Una foto de Todo Ekambi celebrando su gol ante el Barça / EFE

Una foto de Todo Ekambi celebrando su gol ante el Barça / EFE

Se torcieron los planes para Valverde con la remontada del Villarreal y tuvo que recurrir a Messi. Sin sin apenas haber tocado balón, los de Calleja volverio a golpear. Iborra consumó la remontada --ante la incredulidad del estadio de La Cerámica-- para levantar al estadio de sus asientos. 

Con todo

Otro golpe que también cambió los planes. Rakitic y Aleñá fueron el último recurso del técnico extremeño, junto a un Messi que lo intentó, pero que tuvo que presenciar el tanto de Bacca desde el área contraria. Un pase medido de Cazorla que ante la pasividad y falta de forma física de Umtiti dejó solo al delantero colombiano ante Ter Stegen. Que puso el 4-2 en el marcador a falta de diez minutos para el final.

Se acercaba una victoria más que necesaria y El Madrigal se convirtió en una fiesta, pero el capitán se guardó una última bala en la recámara. Y a un minuto de entrar en el añadido apareció para batir a Asenjo con un obús imparable de falta directa. Tercera jornada consecutiva del argentino marcando en la que es su verdadera especialidad.

El Barça no se rindió y el premio llegó en el último suspiro para recompensar a un Suárez que firmó un partidazo. El uruguayo fusiló con la zurda a Asenjo en un área plagada de piernas propias y rivales. 

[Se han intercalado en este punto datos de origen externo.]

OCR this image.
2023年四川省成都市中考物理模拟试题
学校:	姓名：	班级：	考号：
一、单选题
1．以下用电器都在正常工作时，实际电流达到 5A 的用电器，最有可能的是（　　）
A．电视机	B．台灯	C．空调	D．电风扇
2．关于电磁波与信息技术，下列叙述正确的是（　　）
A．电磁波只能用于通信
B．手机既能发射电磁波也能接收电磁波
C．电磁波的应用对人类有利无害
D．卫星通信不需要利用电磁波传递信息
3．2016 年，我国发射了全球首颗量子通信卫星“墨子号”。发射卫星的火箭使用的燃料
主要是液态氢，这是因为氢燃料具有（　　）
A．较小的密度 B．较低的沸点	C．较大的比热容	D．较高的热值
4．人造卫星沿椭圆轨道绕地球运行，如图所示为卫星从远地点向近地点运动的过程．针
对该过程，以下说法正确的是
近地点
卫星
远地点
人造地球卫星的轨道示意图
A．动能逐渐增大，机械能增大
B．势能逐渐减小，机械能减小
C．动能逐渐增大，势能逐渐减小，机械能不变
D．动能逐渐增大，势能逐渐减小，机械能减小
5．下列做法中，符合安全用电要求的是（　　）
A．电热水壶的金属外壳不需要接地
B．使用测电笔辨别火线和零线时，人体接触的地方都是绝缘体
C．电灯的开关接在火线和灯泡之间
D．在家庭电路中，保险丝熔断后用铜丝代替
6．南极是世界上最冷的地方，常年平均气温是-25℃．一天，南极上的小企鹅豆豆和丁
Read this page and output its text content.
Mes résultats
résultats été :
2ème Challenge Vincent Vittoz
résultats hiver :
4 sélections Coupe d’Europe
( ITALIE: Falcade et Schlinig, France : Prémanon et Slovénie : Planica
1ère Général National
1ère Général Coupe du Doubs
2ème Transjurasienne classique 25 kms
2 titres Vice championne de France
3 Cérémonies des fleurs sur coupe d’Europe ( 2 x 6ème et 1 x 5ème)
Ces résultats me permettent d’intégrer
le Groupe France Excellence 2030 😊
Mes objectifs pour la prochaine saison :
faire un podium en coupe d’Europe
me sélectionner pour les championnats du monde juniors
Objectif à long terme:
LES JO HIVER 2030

Una foto de Ter Stegen celebrando la remontada del Barça ante el Villarreal / EFE

Una foto de Ter Stegen celebrando la remontada del Barça ante el Villarreal / EFE

Un partido de infarto que coloca al Atlético de Madrid a ocho puntos y que alerta a un Barça que pudo sentenciar con el equipo B, pero que no supo culminar un encuentro que tuvo en el bolsillo. El Camp Nou espera a la cita más importante de la temporada para la consecución de la Liga tras vivir una pesadilla con final medio feliz ante un Villarreal combativo que quiere seguir en Primera a toda costa.